In that moment…
He stood stock-still on the pavement as understanding dawned.
In that moment, he’d glimpsed the real Antonia—the woman behind the coolly composed social façade.
And to him, to his senses, she’d been riveting.
She was, in truth, a blend of her parents—Chillingworth’s reserve for her haughtily assured outer shell, but inside…
Inside, she was all Francesca—dramatically passionate and alluring.
Something primitive and predatory in him stirred…but this was Antonia.
Antonia, with whom he had just arranged to spend five entire days, for once free of the buffer of their usually ever-present families.
Sebastian considered the prospect, then slowly climbed the steps to Arthur’s door.
Carrying out Drake’s simple and straightforward mission might well prove to be more complicated and challenging than he’d thought.
Chapter 2
“There’s the entrance.”
With his gaze, Sebastian followed Antonia’s pointing finger to a pair of gateposts fifty yards farther up the country lane; they’d turned off the road between Dover and Deal half a mile back. Gratitude at the prospect of imminent relief flowed through him as he slowed his matched grays, then turned his phaeton in through a pair of wrought-iron gates obligingly set wide. He set his horses trotting up a tree-lined drive, then cast a sidelong look at the lady beside him.
Her lithe figure sheathed in a carriage dress of fine blue twill, her hair caught in a bun at the back of her head so that it puffed in a sleek frame about her face, with the blue ribbons of her bonnet riffling in the breeze as she looked ahead with evident delight, she might have posed for an illustration for the Ladies Journal: Young Lady of the Haut Ton setting out for a Country House Party.
As he watched, she glanced down and consulted a jeweled timepiece pinned to her bodice. “Nearly three o’clock,” she observed. “Perfect timing.”
He managed not to grunt.
She’d been ready and waiting when he’d drawn his horses to a halt in Green Street at eight o’clock that morning. Her parents had come down in their dressing gowns to wave her away—Francesca with apparent delight, Chillingworth rather less transported. But the earl had said nothing to Sebastian, just grunted a good morning and shaken his hand.
Bright and breezy, Antonia had allowed him to hand her up to the front seat of his phaeton. With their bags in the boot, and her maid, Beccy, and his man, Wilkins, perched behind them on the rear seat, he’d tooled them out of London.
At first, Antonia had preserved an easy silence, allowing him to concentrate on tacking through the traffic. But once he’d gained the clearer stretches of the Dover Road, she’d suggested that she should share with him what she knew of those who would be attending the house party.
He’d agreed with alacrity—anything to take his mind off her. They’d been only an hour into the journey, and he’d already discovered that, presumably courtesy of that eye-opening moment in Green Street three days before, not just his eyes but all his senses appeared to have become…riveted on her.
Aware of her in a way he hadn’t previously been—aware in a way he recognized.
Definitely a complication.
He’d encouraged her to describe all the guests she knew and forced himself to pay attention—something that had grown easier the more she’d talked.
The more she’d revealed, he’d realized that what she saw in others, and how she described them, gave him valuable insights into her.
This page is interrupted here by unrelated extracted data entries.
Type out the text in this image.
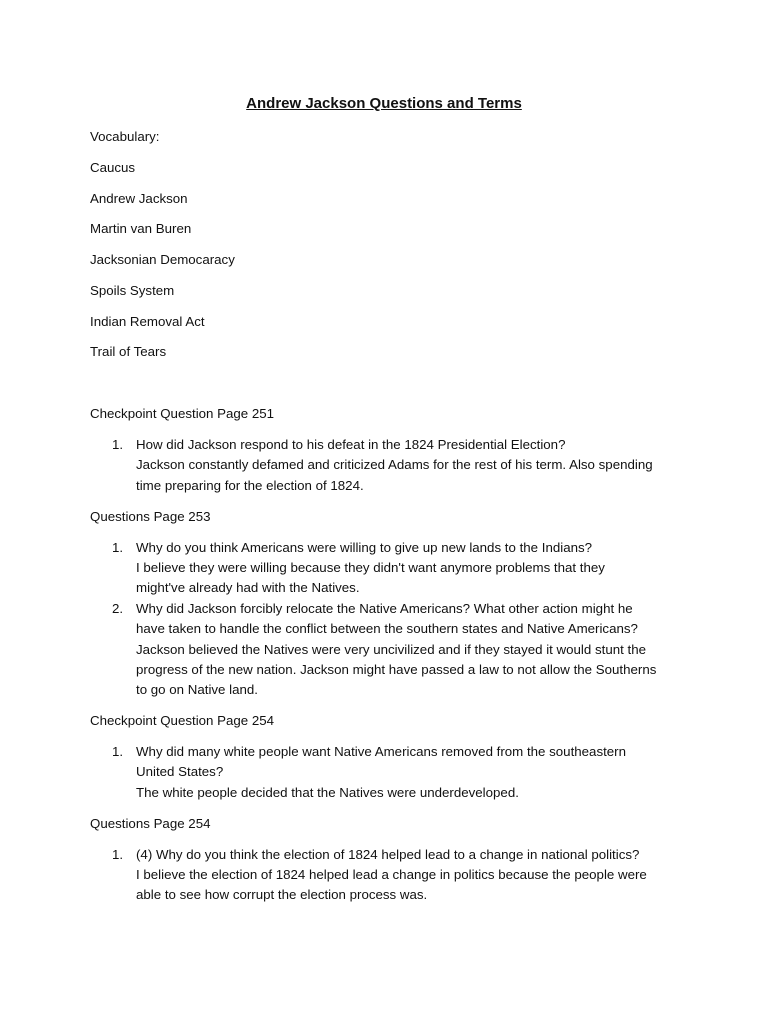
Andrew Jackson Questions and Terms
Vocabulary:
Caucus
Andrew Jackson
Martin van Buren
Jacksonian Democaracy
Spoils System
Indian Removal Act
Trail of Tears
Checkpoint Question Page 251
1. How did Jackson respond to his defeat in the 1824 Presidential Election?
Jackson constantly defamed and criticized Adams for the rest of his term. Also spending
time preparing for the election of 1824.
Questions Page 253
1. Why do you think Americans were willing to give up new lands to the Indians?
I believe they were willing because they didn't want anymore problems that they
might've already had with the Natives.
2. Why did Jackson forcibly relocate the Native Americans? What other action might he
have taken to handle the conflict between the southern states and Native Americans?
Jackson believed the Natives were very uncivilized and if they stayed it would stunt the
progress of the new nation. Jackson might have passed a law to not allow the Southerns
to go on Native land.
Checkpoint Question Page 254
1. Why did many white people want Native Americans removed from the southeastern
United States?
The white people decided that the Natives were underdeveloped.
Questions Page 254
1. (4) Why do you think the election of 1824 helped lead to a change in national politics?
I believe the election of 1824 helped lead a change in politics because the people were
able to see how corrupt the election process was.
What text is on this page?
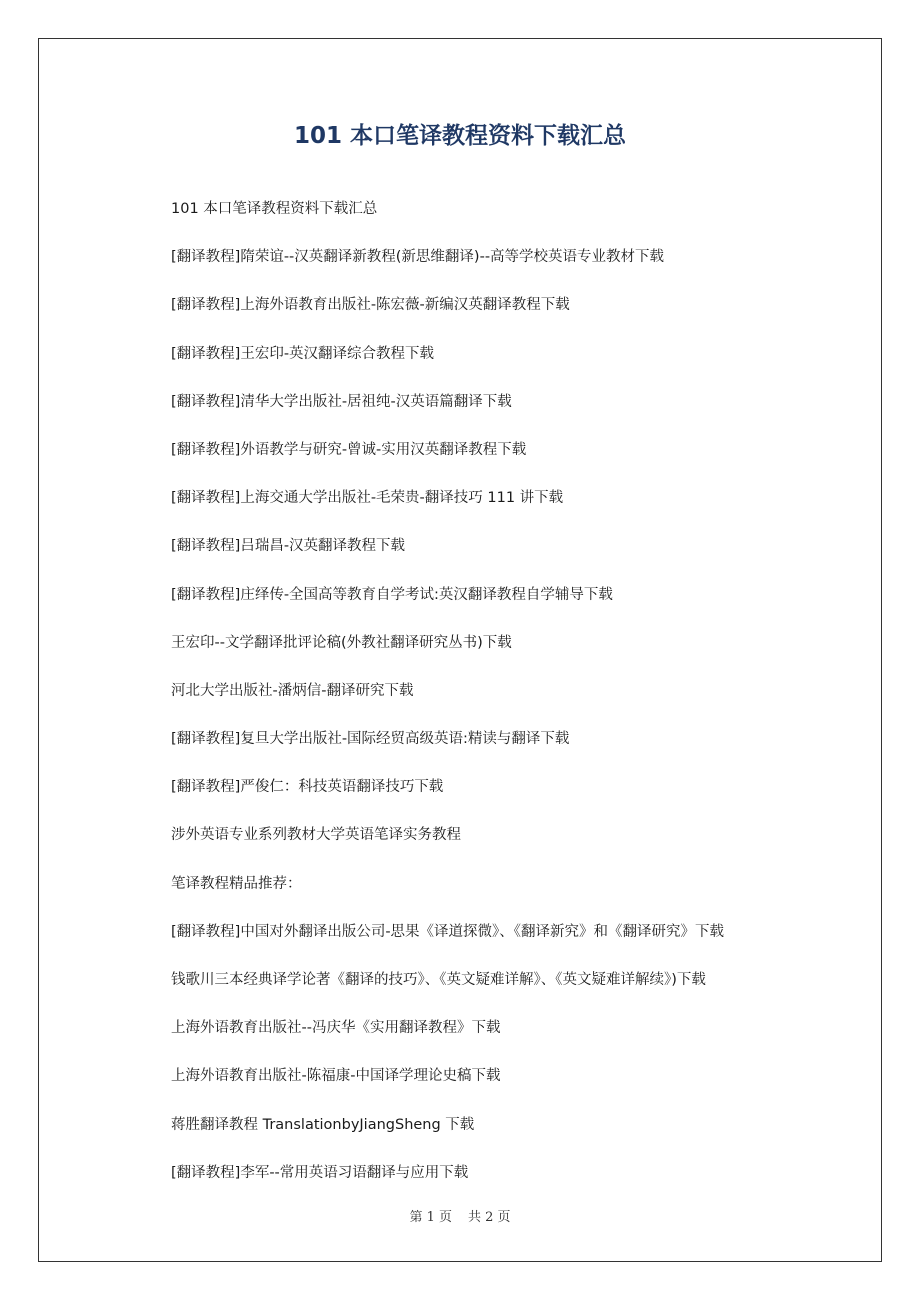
101 本口笔译教程资料下载汇总
101 本口笔译教程资料下载汇总
[翻译教程]隋荣谊--汉英翻译新教程(新思维翻译)--高等学校英语专业教材下载
[翻译教程]上海外语教育出版社-陈宏薇-新编汉英翻译教程下载
[翻译教程]王宏印-英汉翻译综合教程下载
[翻译教程]清华大学出版社-居祖纯-汉英语篇翻译下载
[翻译教程]外语教学与研究-曾诚-实用汉英翻译教程下载
[翻译教程]上海交通大学出版社-毛荣贵-翻译技巧 111 讲下载
[翻译教程]吕瑞昌-汉英翻译教程下载
[翻译教程]庄绎传-全国高等教育自学考试:英汉翻译教程自学辅导下载
王宏印--文学翻译批评论稿(外教社翻译研究丛书)下载
河北大学出版社-潘炳信-翻译研究下载
[翻译教程]复旦大学出版社-国际经贸高级英语:精读与翻译下载
[翻译教程]严俊仁：科技英语翻译技巧下载
涉外英语专业系列教材大学英语笔译实务教程
笔译教程精品推荐：
[翻译教程]中国对外翻译出版公司-思果《译道探微》、《翻译新究》和《翻译研究》下载
钱歌川三本经典译学论著《翻译的技巧》、《英文疑难详解》、《英文疑难详解续》)下载
上海外语教育出版社--冯庆华《实用翻译教程》下载
上海外语教育出版社-陈福康-中国译学理论史稿下载
蒋胜翻译教程 TranslationbyJiangSheng 下载
[翻译教程]李军--常用英语习语翻译与应用下载
第 1 页 共 2 页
Her comments detailing the friendships between her and the other younger ladies, as well as those between other members of the company, also shed light on her—on how she thought, how she felt, on the life she’d been living.
The Dover Road followed the old Roman road of Watling Street and ran wonderfully straight, making for an easy drive. The day remained cool and overcast, but the breeze was gentle, and the clouds weren’t so heavy as to threaten rain.
Just before noon, he’d turned off the road at Faversham, and they’d lunched at The Limes. With a fair way yet to go, they hadn’t dallied, which had suited him. Spending time alone with Antonia now that his eyes had been opened, and he was so damned aware of her—physically, sexually, and in every other way—was dangerous; even in the dubious privacy of a corner table in the ill-lit dining room, temptation had whispered.
It was continuing to whisper, increasingly stridently and insistently, but he didn’t yet know—hadn’t yet had time to decide—just what he wanted to do. About her. With her. Not yet.
Completing Drake’s mission should come first—he was fairly certain of that.